There were 4 main topic areas covered in the breakout groups - as denoted by the bold headings below. 

Technical

How can users process ENS data given the increasing volumes ?

What is the timeline for the newly agreed WMO Dataset ?

Is there a way to create subregions of data and download only those from MARS for non-MS/CS users ?

Can a user migrate fully to grib2 before cycle 50r1  (at least for the parameters they receive) ?

Can ECMWF split dissemination files as this would help with data volumes with increasing ENS resolution ?

User highlighted that the next cycle test candidate phase (49r1) would be too short for training/calibration.

Could there be a single place to download common esuite/oper data easily, as MARS is slow and complicated ?

Machine Learning

Could ECMWF provide more advice on best practices for downloading data for machine learning applications ?

Users would like more information about our forecast/hindcast/reanalysis products wrt their advantages and disadvantages for different ML applications.  

     Comments related to possible future use of forecasts based on machine learning:

“Users do not care about how forecasts are produced ”, i.e non-meteorologists might not be too bothered about that type of model that is behind the forecast, and also a NWP model is already a black box for them.

There is a need to build trust and confidence in the ability of ML forecasts to predict rare events.

In the private sector they do not seem too worried about trusting the model as long as it gives them an accurate forecast for that day. 

It is important to evaluate the meteorological consistency in ML forecasts (not only scores)

How can we best use all the experience that forecasters have built up from using NWP model when moving to ML ?

The participants also wanted to see ECMWF evaluation for ML models, and the use of our expertise to understand them.

ML models could also be used to detect weak points and limitations in NWP and either try to solve them or replace them with ML. A complementary use of ML models could also help to explain outcomes from NWP, e.g by running fast additional sensitivity experiments. Similarly, there is an appetite for using explainable AI methods but perhaps a better understanding of these methods and their limitations is needed. 

For climate modelling, UKMO is exploring how to use a ML model as a downscaler of physical based climate simulations.

Machine learning could also help to achieve seamless forecasting by improving the "stitching" process.

Extended Range and Seasonal

Q. How can the 51 member ENS and 101 member EXT best be combined to provide a seamless forecast to users?

ECMWF does not have an immediate answer to this question.

Q. What will be the temporal frequency of output in the early stages of the EXT forecasts? Will it be hourly as is presently the case in the combined ENS/EXT ensemble?

Q. Will the changes in EXT lead to any increase in skill for weeks 5 and 6?

Q. Could ECMWF provide flexible visualisation for different averaging periods, particularly for the extended range?

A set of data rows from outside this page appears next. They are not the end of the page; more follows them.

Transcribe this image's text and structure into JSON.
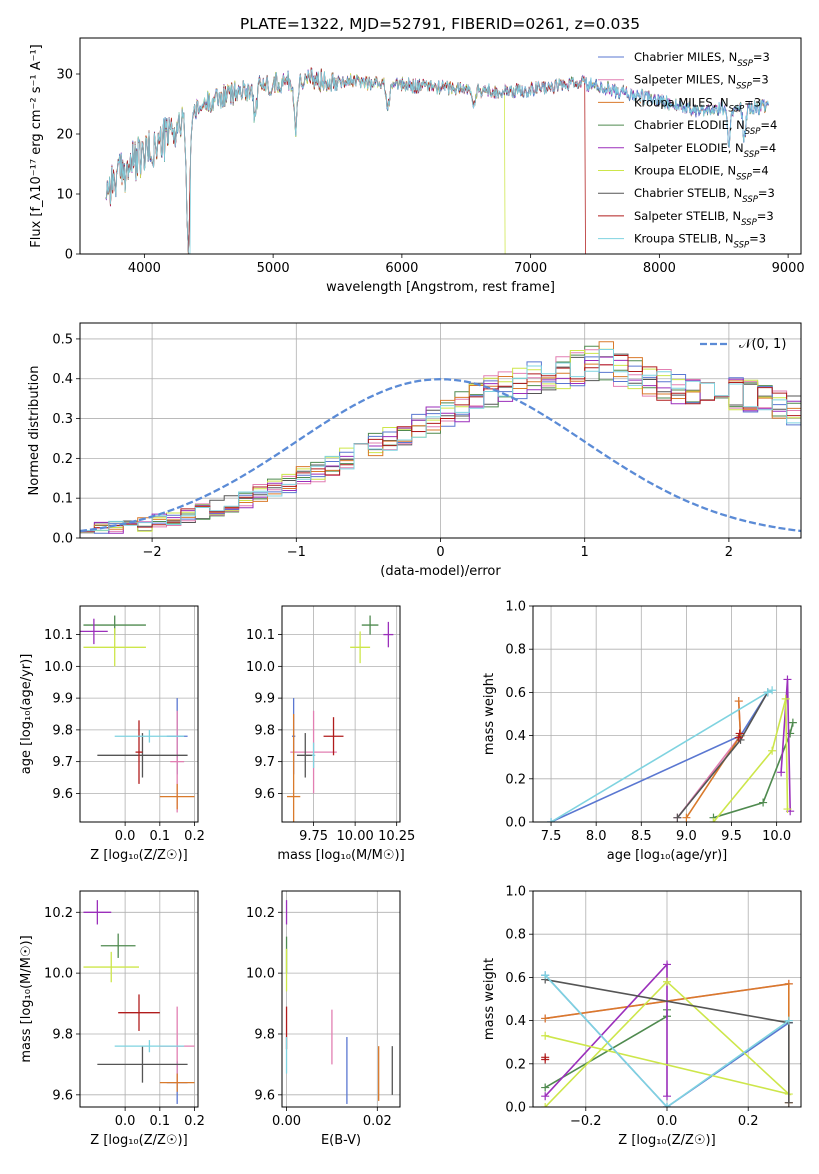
{
  "figure": {
    "title": "PLATE=1322, MJD=52791, FIBERID=0261, z=0.035"
  },
  "colors": {
    "chabrier_miles": "#5a77d1",
    "salpeter_miles": "#e27fb2",
    "kroupa_miles": "#d97a2b",
    "chabrier_elodie": "#4f8a4f",
    "salpeter_elodie": "#9b2fbb",
    "kroupa_elodie": "#cde64a",
    "chabrier_stelib": "#555555",
    "salpeter_stelib": "#b01c1c",
    "kroupa_stelib": "#7fd3e0",
    "gaussian": "#5b8bd6"
  },
  "chart_data": [
    {
      "id": "spectrum",
      "type": "line",
      "xlabel": "wavelength [Angstrom, rest frame]",
      "ylabel": "Flux [f_λ10⁻¹⁷ erg cm⁻² s⁻¹ A⁻¹]",
      "xlim": [
        3500,
        9100
      ],
      "ylim": [
        0,
        36
      ],
      "xticks": [
        4000,
        5000,
        6000,
        7000,
        8000,
        9000
      ],
      "yticks": [
        0,
        10,
        20,
        30
      ],
      "grid": false,
      "legend_position": "top-right",
      "legend": [
        "Chabrier MILES, N_SSP=3",
        "Salpeter MILES, N_SSP=3",
        "Kroupa MILES, N_SSP=3",
        "Chabrier ELODIE, N_SSP=4",
        "Salpeter ELODIE, N_SSP=4",
        "Kroupa ELODIE, N_SSP=4",
        "Chabrier STELIB, N_SSP=3",
        "Salpeter STELIB, N_SSP=3",
        "Kroupa STELIB, N_SSP=3"
      ],
      "continuum": {
        "x": [
          3700,
          3900,
          4100,
          4300,
          4500,
          4800,
          5000,
          5200,
          5500,
          5800,
          6000,
          6200,
          6500,
          6800,
          7000,
          7200,
          7400,
          7700,
          8000,
          8300,
          8600,
          8800
        ],
        "y": [
          11,
          15,
          18,
          22,
          25.5,
          27.5,
          28.5,
          29,
          29,
          28.5,
          28.2,
          28,
          27.5,
          27,
          27.5,
          28,
          28.5,
          27,
          25.5,
          24,
          24.5,
          24.5
        ]
      },
      "features": [
        {
          "x": 4340,
          "depth": 22
        },
        {
          "x": 4860,
          "depth": 5
        },
        {
          "x": 5175,
          "depth": 8
        },
        {
          "x": 5890,
          "depth": 4
        },
        {
          "x": 6560,
          "depth": 3
        },
        {
          "x": 8540,
          "depth": 6
        },
        {
          "x": 8660,
          "depth": 5
        }
      ],
      "cutoffs": [
        {
          "series": "kroupa_elodie",
          "x": 6800
        },
        {
          "series": "salpeter_stelib",
          "x": 7420
        }
      ]
    },
    {
      "id": "residuals",
      "type": "line",
      "xlabel": "(data-model)/error",
      "ylabel": "Normed distribution",
      "xlim": [
        -2.5,
        2.5
      ],
      "ylim": [
        0,
        0.54
      ],
      "xticks": [
        -2,
        -1,
        0,
        1,
        2
      ],
      "yticks": [
        0.0,
        0.1,
        0.2,
        0.3,
        0.4,
        0.5
      ],
      "grid": true,
      "legend_position": "top-right",
      "legend": [
        "𝒩(0, 1)"
      ],
      "bin_width": 0.1,
      "bin_start": -2.5,
      "base_hist": [
        0.022,
        0.024,
        0.027,
        0.028,
        0.034,
        0.042,
        0.048,
        0.056,
        0.066,
        0.075,
        0.086,
        0.098,
        0.111,
        0.124,
        0.139,
        0.153,
        0.168,
        0.184,
        0.199,
        0.215,
        0.231,
        0.246,
        0.262,
        0.278,
        0.296,
        0.318,
        0.332,
        0.349,
        0.368,
        0.383,
        0.392,
        0.398,
        0.407,
        0.418,
        0.428,
        0.435,
        0.445,
        0.422,
        0.41,
        0.39,
        0.38,
        0.375,
        0.37,
        0.372,
        0.368,
        0.363,
        0.355,
        0.346,
        0.333,
        0.318,
        0.302,
        0.287,
        0.272,
        0.254,
        0.234,
        0.213,
        0.192,
        0.171,
        0.151,
        0.133,
        0.118,
        0.104,
        0.092,
        0.081,
        0.071,
        0.062,
        0.056,
        0.052,
        0.049,
        0.047,
        0.045,
        0.042,
        0.038,
        0.035,
        0.032,
        0.03,
        0.028,
        0.027,
        0.026,
        0.025
      ],
      "gaussian": {
        "mean": 0,
        "sigma": 1
      }
    },
    {
      "id": "age-vs-Z",
      "type": "scatter",
      "xlabel": "Z [log₁₀(Z/Z☉)]",
      "ylabel": "age  [log₁₀(age/yr)]",
      "xlim": [
        -0.13,
        0.21
      ],
      "ylim": [
        9.51,
        10.19
      ],
      "xticks": [
        0.0,
        0.1,
        0.2
      ],
      "yticks": [
        9.6,
        9.7,
        9.8,
        9.9,
        10.0,
        10.1
      ],
      "grid": true,
      "points": [
        {
          "series": "chabrier_miles",
          "x": 0.15,
          "y": 9.78,
          "xerr": 0.03,
          "yerr": 0.12
        },
        {
          "series": "salpeter_miles",
          "x": 0.15,
          "y": 9.7,
          "xerr": 0.02,
          "yerr": 0.16
        },
        {
          "series": "kroupa_miles",
          "x": 0.15,
          "y": 9.59,
          "xerr": 0.05,
          "yerr": 0.04
        },
        {
          "series": "chabrier_elodie",
          "x": -0.03,
          "y": 10.13,
          "xerr": 0.09,
          "yerr": 0.03
        },
        {
          "series": "salpeter_elodie",
          "x": -0.09,
          "y": 10.11,
          "xerr": 0.04,
          "yerr": 0.04
        },
        {
          "series": "kroupa_elodie",
          "x": -0.03,
          "y": 10.06,
          "xerr": 0.09,
          "yerr": 0.06
        },
        {
          "series": "chabrier_stelib",
          "x": 0.05,
          "y": 9.72,
          "xerr": 0.13,
          "yerr": 0.07
        },
        {
          "series": "salpeter_stelib",
          "x": 0.04,
          "y": 9.73,
          "xerr": 0.01,
          "yerr": 0.1
        },
        {
          "series": "kroupa_stelib",
          "x": 0.07,
          "y": 9.78,
          "xerr": 0.1,
          "yerr": 0.02
        }
      ]
    },
    {
      "id": "age-vs-mass",
      "type": "scatter",
      "xlabel": "mass [log₁₀(M/M☉)]",
      "ylabel": "",
      "xlim": [
        9.56,
        10.27
      ],
      "ylim": [
        9.51,
        10.19
      ],
      "xticks": [
        9.75,
        10.0,
        10.25
      ],
      "yticks": [
        9.6,
        9.7,
        9.8,
        9.9,
        10.0,
        10.1
      ],
      "grid": true,
      "points": [
        {
          "series": "chabrier_miles",
          "x": 9.63,
          "y": 9.78,
          "xerr": 0.01,
          "yerr": 0.12
        },
        {
          "series": "salpeter_miles",
          "x": 9.75,
          "y": 9.73,
          "xerr": 0.14,
          "yerr": 0.13
        },
        {
          "series": "kroupa_miles",
          "x": 9.63,
          "y": 9.59,
          "xerr": 0.04,
          "yerr": 0.26
        },
        {
          "series": "chabrier_elodie",
          "x": 10.09,
          "y": 10.13,
          "xerr": 0.05,
          "yerr": 0.03
        },
        {
          "series": "salpeter_elodie",
          "x": 10.2,
          "y": 10.1,
          "xerr": 0.03,
          "yerr": 0.04
        },
        {
          "series": "kroupa_elodie",
          "x": 10.03,
          "y": 10.06,
          "xerr": 0.06,
          "yerr": 0.05
        },
        {
          "series": "chabrier_stelib",
          "x": 9.7,
          "y": 9.72,
          "xerr": 0.05,
          "yerr": 0.07
        },
        {
          "series": "salpeter_stelib",
          "x": 9.87,
          "y": 9.78,
          "xerr": 0.06,
          "yerr": 0.06
        },
        {
          "series": "kroupa_stelib",
          "x": 9.75,
          "y": 9.72,
          "xerr": 0.01,
          "yerr": 0.04
        }
      ]
    },
    {
      "id": "mass-weight-vs-age",
      "type": "line",
      "xlabel": "age  [log₁₀(age/yr)]",
      "ylabel": "mass weight",
      "xlim": [
        7.3,
        10.27
      ],
      "ylim": [
        0,
        1.0
      ],
      "xticks": [
        7.5,
        8.0,
        8.5,
        9.0,
        9.5,
        10.0
      ],
      "yticks": [
        0.0,
        0.2,
        0.4,
        0.6,
        0.8,
        1.0
      ],
      "grid": true,
      "series": [
        {
          "series": "chabrier_miles",
          "x": [
            7.5,
            9.6,
            9.9
          ],
          "y": [
            0.0,
            0.4,
            0.6
          ]
        },
        {
          "series": "salpeter_miles",
          "x": [
            8.9,
            9.6,
            9.58
          ],
          "y": [
            0.02,
            0.4,
            0.56
          ]
        },
        {
          "series": "kroupa_miles",
          "x": [
            9.0,
            9.6,
            9.58
          ],
          "y": [
            0.02,
            0.4,
            0.56
          ]
        },
        {
          "series": "chabrier_elodie",
          "x": [
            9.3,
            9.85,
            10.15,
            10.18
          ],
          "y": [
            0.02,
            0.09,
            0.41,
            0.46
          ]
        },
        {
          "series": "salpeter_elodie",
          "x": [
            10.05,
            10.12,
            10.15
          ],
          "y": [
            0.23,
            0.66,
            0.05
          ]
        },
        {
          "series": "kroupa_elodie",
          "x": [
            9.3,
            9.95,
            10.1,
            10.12
          ],
          "y": [
            0.0,
            0.33,
            0.57,
            0.06
          ]
        },
        {
          "series": "chabrier_stelib",
          "x": [
            8.9,
            9.6,
            9.9
          ],
          "y": [
            0.02,
            0.38,
            0.6
          ]
        },
        {
          "series": "salpeter_stelib",
          "x": [
            9.58,
            9.59
          ],
          "y": [
            0.39,
            0.41
          ]
        },
        {
          "series": "kroupa_stelib",
          "x": [
            7.5,
            9.9,
            9.95
          ],
          "y": [
            0.0,
            0.6,
            0.61
          ]
        }
      ]
    },
    {
      "id": "mass-vs-Z",
      "type": "scatter",
      "xlabel": "Z [log₁₀(Z/Z☉)]",
      "ylabel": "mass [log₁₀(M/M☉)]",
      "xlim": [
        -0.13,
        0.21
      ],
      "ylim": [
        9.56,
        10.27
      ],
      "xticks": [
        0.0,
        0.1,
        0.2
      ],
      "yticks": [
        9.6,
        9.8,
        10.0,
        10.2
      ],
      "grid": true,
      "points": [
        {
          "series": "chabrier_miles",
          "x": 0.15,
          "y": 9.64,
          "xerr": 0.03,
          "yerr": 0.07
        },
        {
          "series": "salpeter_miles",
          "x": 0.15,
          "y": 9.76,
          "xerr": 0.05,
          "yerr": 0.13
        },
        {
          "series": "kroupa_miles",
          "x": 0.15,
          "y": 9.64,
          "xerr": 0.05,
          "yerr": 0.03
        },
        {
          "series": "chabrier_elodie",
          "x": -0.02,
          "y": 10.09,
          "xerr": 0.05,
          "yerr": 0.04
        },
        {
          "series": "salpeter_elodie",
          "x": -0.08,
          "y": 10.2,
          "xerr": 0.04,
          "yerr": 0.04
        },
        {
          "series": "kroupa_elodie",
          "x": -0.04,
          "y": 10.02,
          "xerr": 0.08,
          "yerr": 0.05
        },
        {
          "series": "chabrier_stelib",
          "x": 0.05,
          "y": 9.7,
          "xerr": 0.13,
          "yerr": 0.06
        },
        {
          "series": "salpeter_stelib",
          "x": 0.04,
          "y": 9.87,
          "xerr": 0.06,
          "yerr": 0.06
        },
        {
          "series": "kroupa_stelib",
          "x": 0.07,
          "y": 9.76,
          "xerr": 0.1,
          "yerr": 0.02
        }
      ]
    },
    {
      "id": "mass-vs-EBV",
      "type": "scatter",
      "xlabel": "E(B-V)",
      "ylabel": "",
      "xlim": [
        -0.001,
        0.025
      ],
      "ylim": [
        9.56,
        10.27
      ],
      "xticks": [
        0.0,
        0.02
      ],
      "yticks": [
        9.6,
        9.8,
        10.0,
        10.2
      ],
      "grid": true,
      "points": [
        {
          "series": "chabrier_miles",
          "x": 0.0133,
          "y": 9.68,
          "xerr": 0,
          "yerr": 0.11
        },
        {
          "series": "salpeter_miles",
          "x": 0.01,
          "y": 9.79,
          "xerr": 0,
          "yerr": 0.09
        },
        {
          "series": "kroupa_miles",
          "x": 0.0203,
          "y": 9.67,
          "xerr": 0,
          "yerr": 0.09
        },
        {
          "series": "chabrier_elodie",
          "x": 0.0,
          "y": 10.06,
          "xerr": 0,
          "yerr": 0.06
        },
        {
          "series": "salpeter_elodie",
          "x": 0.0,
          "y": 10.2,
          "xerr": 0,
          "yerr": 0.04
        },
        {
          "series": "kroupa_elodie",
          "x": 0.0,
          "y": 10.01,
          "xerr": 0,
          "yerr": 0.07
        },
        {
          "series": "chabrier_stelib",
          "x": 0.0233,
          "y": 9.68,
          "xerr": 0,
          "yerr": 0.08
        },
        {
          "series": "salpeter_stelib",
          "x": 0.0,
          "y": 9.82,
          "xerr": 0,
          "yerr": 0.07
        },
        {
          "series": "kroupa_stelib",
          "x": 0.0,
          "y": 9.73,
          "xerr": 0,
          "yerr": 0.06
        }
      ]
    },
    {
      "id": "mass-weight-vs-Z",
      "type": "line",
      "xlabel": "Z [log₁₀(Z/Z☉)]",
      "ylabel": "mass weight",
      "xlim": [
        -0.33,
        0.33
      ],
      "ylim": [
        0,
        1.0
      ],
      "xticks": [
        -0.2,
        0.0,
        0.2
      ],
      "yticks": [
        0.0,
        0.2,
        0.4,
        0.6,
        0.8,
        1.0
      ],
      "grid": true,
      "series": [
        {
          "series": "chabrier_miles",
          "x": [
            -0.3,
            0.0,
            0.3
          ],
          "y": [
            0.61,
            0.0,
            0.39
          ]
        },
        {
          "series": "salpeter_miles",
          "x": [
            -0.3,
            0.3
          ],
          "y": [
            0.41,
            0.57
          ]
        },
        {
          "series": "kroupa_miles",
          "x": [
            -0.3,
            0.3,
            0.3
          ],
          "y": [
            0.41,
            0.57,
            0.02
          ]
        },
        {
          "series": "chabrier_elodie",
          "x": [
            -0.3,
            0.0,
            0.0
          ],
          "y": [
            0.09,
            0.42,
            0.45
          ]
        },
        {
          "series": "salpeter_elodie",
          "x": [
            -0.3,
            0.0,
            0.0
          ],
          "y": [
            0.05,
            0.66,
            0.05
          ]
        },
        {
          "series": "kroupa_elodie",
          "x": [
            -0.3,
            0.0,
            0.3,
            -0.3
          ],
          "y": [
            0.0,
            0.58,
            0.06,
            0.33
          ]
        },
        {
          "series": "chabrier_stelib",
          "x": [
            -0.3,
            0.3,
            0.3
          ],
          "y": [
            0.59,
            0.39,
            0.02
          ]
        },
        {
          "series": "salpeter_stelib",
          "x": [
            -0.3,
            -0.3
          ],
          "y": [
            0.22,
            0.23
          ]
        },
        {
          "series": "kroupa_stelib",
          "x": [
            -0.3,
            0.0,
            0.3
          ],
          "y": [
            0.61,
            0.0,
            0.4
          ]
        }
      ]
    }
  ]
}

Q. Do weekly mean anomalies of Tmax and Tmin exist, since Tmean is often not so useful?

Q. Given the increased ensemble sizes, will the MARS limits for number of fields in a single download be increased?  Will the layout of data on tapes change?

Q. Are there any changes in graphical products?

Q. Noting that "SEAS5.1" was made available to users in gradual fashion, will SEAS6 re-forecasts be produced "on the fly"? 

Precipitation

Q: can we have more types of CAPE - e.g. downdraught CAPE and slantwise CAPE - we are interested in anticipating strong gusts, that can relate, for aviation purposes?

Q: Why is ECMWF over-forecasting snow on the south side of the Alps ? LAMs can do the same; maybe this relates to boundary condition (BC) "contamination" as those BCs often come from ECMWF?

Q: Please can we have more percentiles, from the ENS, in ecCharts - e.g. for CAPE 

Q: In Korea we have to do systematic bias correction of precipitation totals. Can ECMWF help?

Q: One user noted that the IFS over-predicts the occurrence of light rainfall, and similarly can deliver some rainfall from shallow cumulus clouds when other models do not.

Q: In SE France the Foehn effect modulates rainfall totals, but this impact is underestimated by the IFS.

Q: Some users are unhappy with ECMWF's convective parametrisation, particularly for handling heavy convective rainfall.

Q: Another user highlighted unrealistic convective rainbands.